Мать оказалась по большей части привязана к дому, и я стала ее невольной наперсницей. Она постоянно нуждалась в утешении. Не увядает ли ее красота? Не обвисла ли шея? Потому что есть такая хирургическая операция, «подтяжка», которая обращает время вспять. Как, по-моему, ей она нужна? По-моему, ей это было не нужно, но она поехала в Нью-Йорк и все равно ее сделала.
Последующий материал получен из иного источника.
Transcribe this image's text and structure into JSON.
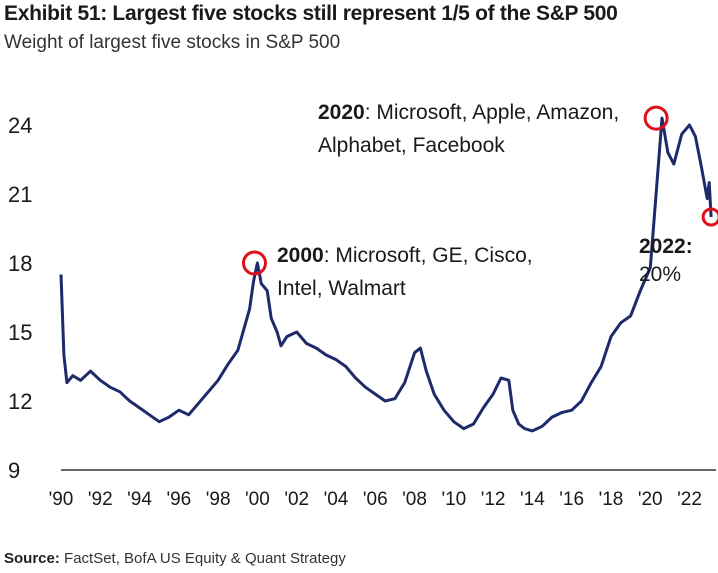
{
  "header": {
    "title": "Exhibit 51: Largest five stocks still represent 1/5 of the S&P 500",
    "subtitle": "Weight of largest five stocks in S&P 500"
  },
  "footer": {
    "source_label": "Source:",
    "source_text": "FactSet, BofA US Equity & Quant Strategy"
  },
  "colors": {
    "line": "#1f2a6b",
    "marker": "#e0101a",
    "text": "#1a1a1a"
  },
  "chart_data": {
    "type": "line",
    "title": "Exhibit 51: Largest five stocks still represent 1/5 of the S&P 500",
    "subtitle": "Weight of largest five stocks in S&P 500",
    "xlabel": "",
    "ylabel": "",
    "ylim": [
      9,
      25
    ],
    "yticks": [
      9,
      12,
      15,
      18,
      21,
      24
    ],
    "xlim": [
      1990,
      2023.5
    ],
    "xticks": [
      1990,
      1992,
      1994,
      1996,
      1998,
      2000,
      2002,
      2004,
      2006,
      2008,
      2010,
      2012,
      2014,
      2016,
      2018,
      2020,
      2022
    ],
    "xtick_labels": [
      "'90",
      "'92",
      "'94",
      "'96",
      "'98",
      "'00",
      "'02",
      "'04",
      "'06",
      "'08",
      "'10",
      "'12",
      "'14",
      "'16",
      "'18",
      "'20",
      "'22"
    ],
    "grid": false,
    "series": [
      {
        "x": [
          1990.0,
          1990.15,
          1990.3,
          1990.6,
          1991.0,
          1991.5,
          1992.0,
          1992.5,
          1993.0,
          1993.5,
          1994.0,
          1994.5,
          1995.0,
          1995.5,
          1996.0,
          1996.5,
          1997.0,
          1997.5,
          1998.0,
          1998.5,
          1999.0,
          1999.3,
          1999.6,
          1999.8,
          2000.0,
          2000.2,
          2000.5,
          2000.7,
          2001.0,
          2001.2,
          2001.5,
          2002.0,
          2002.5,
          2003.0,
          2003.5,
          2004.0,
          2004.5,
          2005.0,
          2005.5,
          2006.0,
          2006.5,
          2007.0,
          2007.5,
          2008.0,
          2008.3,
          2008.6,
          2009.0,
          2009.5,
          2010.0,
          2010.5,
          2011.0,
          2011.5,
          2012.0,
          2012.4,
          2012.8,
          2013.0,
          2013.3,
          2013.6,
          2014.0,
          2014.5,
          2015.0,
          2015.5,
          2016.0,
          2016.5,
          2017.0,
          2017.5,
          2018.0,
          2018.5,
          2019.0,
          2019.5,
          2020.0,
          2020.3,
          2020.6,
          2020.9,
          2021.2,
          2021.6,
          2022.0,
          2022.3,
          2022.6,
          2022.9,
          2023.0,
          2023.1
        ],
        "y": [
          17.5,
          14.0,
          12.8,
          13.1,
          12.9,
          13.3,
          12.9,
          12.6,
          12.4,
          12.0,
          11.7,
          11.4,
          11.1,
          11.3,
          11.6,
          11.4,
          11.9,
          12.4,
          12.9,
          13.6,
          14.2,
          15.1,
          16.0,
          17.2,
          18.0,
          17.1,
          16.8,
          15.6,
          15.0,
          14.4,
          14.8,
          15.0,
          14.5,
          14.3,
          14.0,
          13.8,
          13.5,
          13.0,
          12.6,
          12.3,
          12.0,
          12.1,
          12.8,
          14.1,
          14.3,
          13.3,
          12.3,
          11.6,
          11.1,
          10.8,
          11.0,
          11.7,
          12.3,
          13.0,
          12.9,
          11.6,
          11.0,
          10.8,
          10.7,
          10.9,
          11.3,
          11.5,
          11.6,
          12.0,
          12.8,
          13.5,
          14.8,
          15.4,
          15.7,
          16.8,
          17.8,
          21.0,
          24.3,
          22.8,
          22.3,
          23.6,
          24.0,
          23.5,
          22.2,
          20.8,
          21.5,
          20.0
        ]
      }
    ],
    "annotations": [
      {
        "year_label": "2020",
        "text_line1": ": Microsoft,  Apple, Amazon,",
        "text_line2": "Alphabet,  Facebook",
        "x": 2020.3,
        "y": 24.3
      },
      {
        "year_label": "2000",
        "text_line1": ": Microsoft,  GE, Cisco,",
        "text_line2": "Intel, Walmart",
        "x": 1999.85,
        "y": 18.0
      },
      {
        "year_label": "2022:",
        "text_line1": "",
        "text_line2": "20%",
        "x": 2023.1,
        "y": 20.0
      }
    ]
  }
}
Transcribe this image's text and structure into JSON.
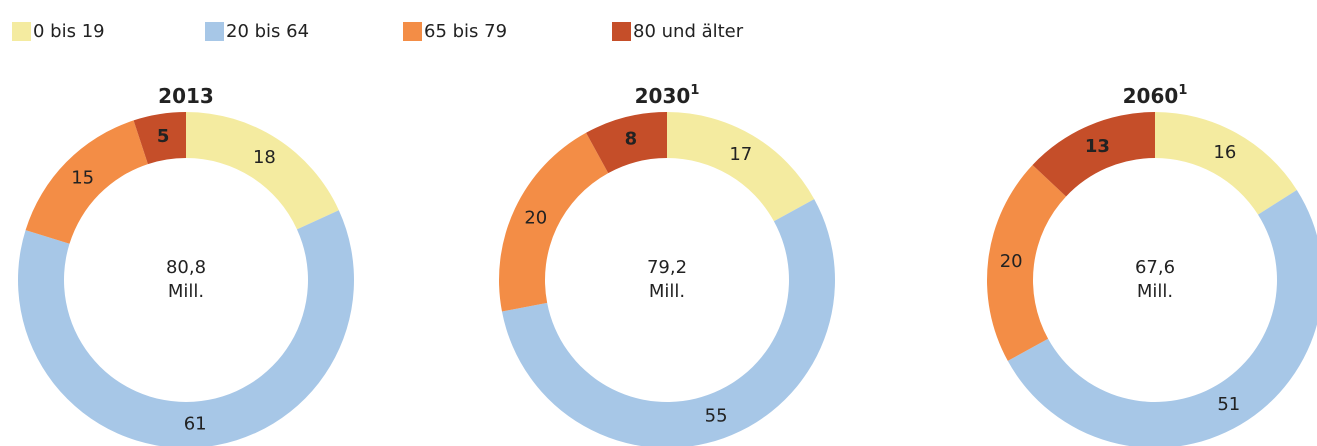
{
  "legend": {
    "names": [
      "0 bis 19",
      "20 bis 64",
      "65 bis 79",
      "80 und älter"
    ],
    "colors": [
      "#f4eba0",
      "#a7c7e7",
      "#f38d46",
      "#c54e29"
    ]
  },
  "chart_data": [
    {
      "type": "pie",
      "donut": true,
      "title": "2013",
      "center_text": [
        "80,8",
        "Mill."
      ],
      "values": [
        18,
        61,
        15,
        5
      ]
    },
    {
      "type": "pie",
      "donut": true,
      "title": "2030",
      "title_note": "1",
      "center_text": [
        "79,2",
        "Mill."
      ],
      "values": [
        17,
        55,
        20,
        8
      ]
    },
    {
      "type": "pie",
      "donut": true,
      "title": "2060",
      "title_note": "1",
      "center_text": [
        "67,6",
        "Mill."
      ],
      "values": [
        16,
        51,
        20,
        13
      ]
    }
  ]
}
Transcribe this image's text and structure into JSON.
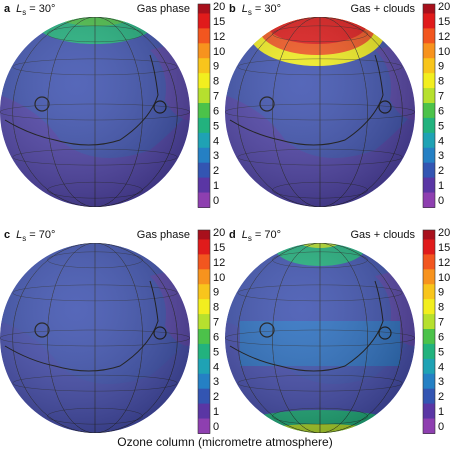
{
  "panels": [
    {
      "letter": "a",
      "ls": {
        "symbol": "L",
        "subscript": "s",
        "value": "= 30°"
      },
      "condition": "Gas phase"
    },
    {
      "letter": "b",
      "ls": {
        "symbol": "L",
        "subscript": "s",
        "value": "= 30°"
      },
      "condition": "Gas + clouds"
    },
    {
      "letter": "c",
      "ls": {
        "symbol": "L",
        "subscript": "s",
        "value": "= 70°"
      },
      "condition": "Gas phase"
    },
    {
      "letter": "d",
      "ls": {
        "symbol": "L",
        "subscript": "s",
        "value": "= 70°"
      },
      "condition": "Gas + clouds"
    }
  ],
  "colorbar": {
    "ticks": [
      "20",
      "15",
      "12",
      "10",
      "9",
      "8",
      "7",
      "6",
      "5",
      "4",
      "3",
      "2",
      "1",
      "0"
    ],
    "colors": [
      "#a8101c",
      "#e01b1b",
      "#f2561f",
      "#f7931e",
      "#f8c51c",
      "#f2ee1f",
      "#b6e02e",
      "#4cc24a",
      "#22b27e",
      "#1fa2b4",
      "#2580c4",
      "#3355b2",
      "#5a36a4",
      "#8e3fb0"
    ]
  },
  "caption": "Ozone column (micrometre atmosphere)"
}
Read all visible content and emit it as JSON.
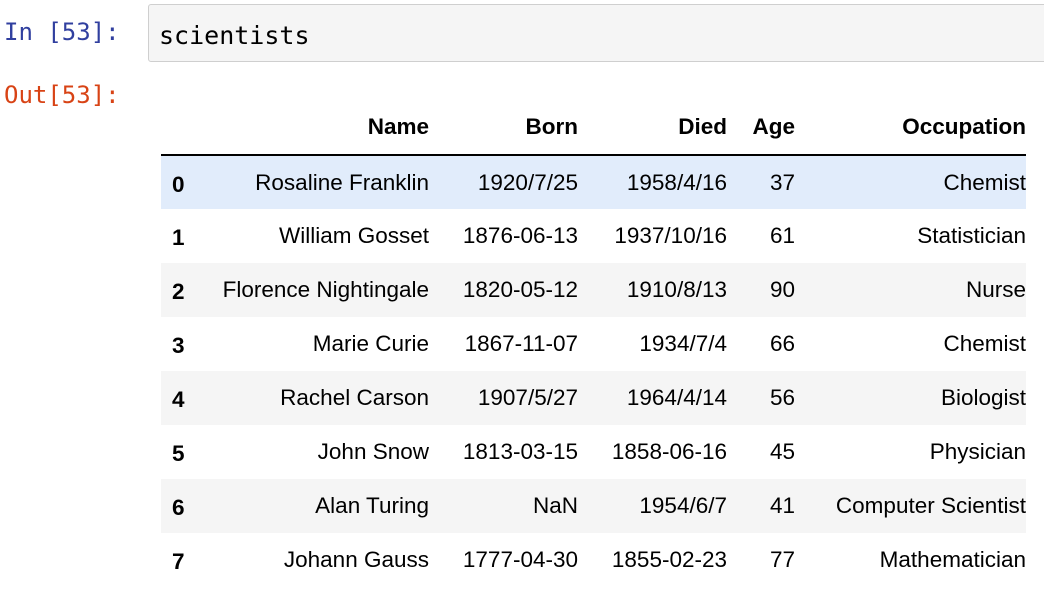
{
  "cell": {
    "in_prompt": "In [53]:",
    "out_prompt": "Out[53]:",
    "code": "scientists"
  },
  "table": {
    "columns": [
      "",
      "Name",
      "Born",
      "Died",
      "Age",
      "Occupation"
    ],
    "rows": [
      {
        "index": "0",
        "name": "Rosaline Franklin",
        "born": "1920/7/25",
        "died": "1958/4/16",
        "age": "37",
        "occupation": "Chemist"
      },
      {
        "index": "1",
        "name": "William Gosset",
        "born": "1876-06-13",
        "died": "1937/10/16",
        "age": "61",
        "occupation": "Statistician"
      },
      {
        "index": "2",
        "name": "Florence Nightingale",
        "born": "1820-05-12",
        "died": "1910/8/13",
        "age": "90",
        "occupation": "Nurse"
      },
      {
        "index": "3",
        "name": "Marie Curie",
        "born": "1867-11-07",
        "died": "1934/7/4",
        "age": "66",
        "occupation": "Chemist"
      },
      {
        "index": "4",
        "name": "Rachel Carson",
        "born": "1907/5/27",
        "died": "1964/4/14",
        "age": "56",
        "occupation": "Biologist"
      },
      {
        "index": "5",
        "name": "John Snow",
        "born": "1813-03-15",
        "died": "1858-06-16",
        "age": "45",
        "occupation": "Physician"
      },
      {
        "index": "6",
        "name": "Alan Turing",
        "born": "NaN",
        "died": "1954/6/7",
        "age": "41",
        "occupation": "Computer Scientist"
      },
      {
        "index": "7",
        "name": "Johann Gauss",
        "born": "1777-04-30",
        "died": "1855-02-23",
        "age": "77",
        "occupation": "Mathematician"
      }
    ]
  },
  "colors": {
    "in_prompt": "#303f9f",
    "out_prompt": "#d84315",
    "row_hover": "#e1ecfb",
    "row_stripe": "#f5f5f5"
  }
}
Вернулась она с туго натянутым лицом и, что было тревожнее, массой планов относительно улучшения меня.
Такая жалость, что я не унаследовала ее нос, но есть такая операция, с помощью которой можно это исправить. Я пререкалась и была слишком нервной, но на это тоже имелась операция. Очень простая, всего лишь маленькое изменение в лобной доле мозга. Через час я уже выйду из больницы и буду намного, намного счастливее. Во всех лучших семьях такое делают. А если это не поможет, во Франции теперь есть очень перспективное лечение электричеством. Просто у нее душа болит видеть, как я несчастна, тем более что это можно вылечить.
Я недостаточно внимания уделяла волосам, но это мог исправить перманент. Я была недостаточно стройной, но это, увы, быстро исправить не получилось бы. Мне следовало брать вилкой кусочки не больше трех горошин или маленького среза моркови за раз. Две трети блюда нужно было оставлять на тарелке и никогда не есть на людях.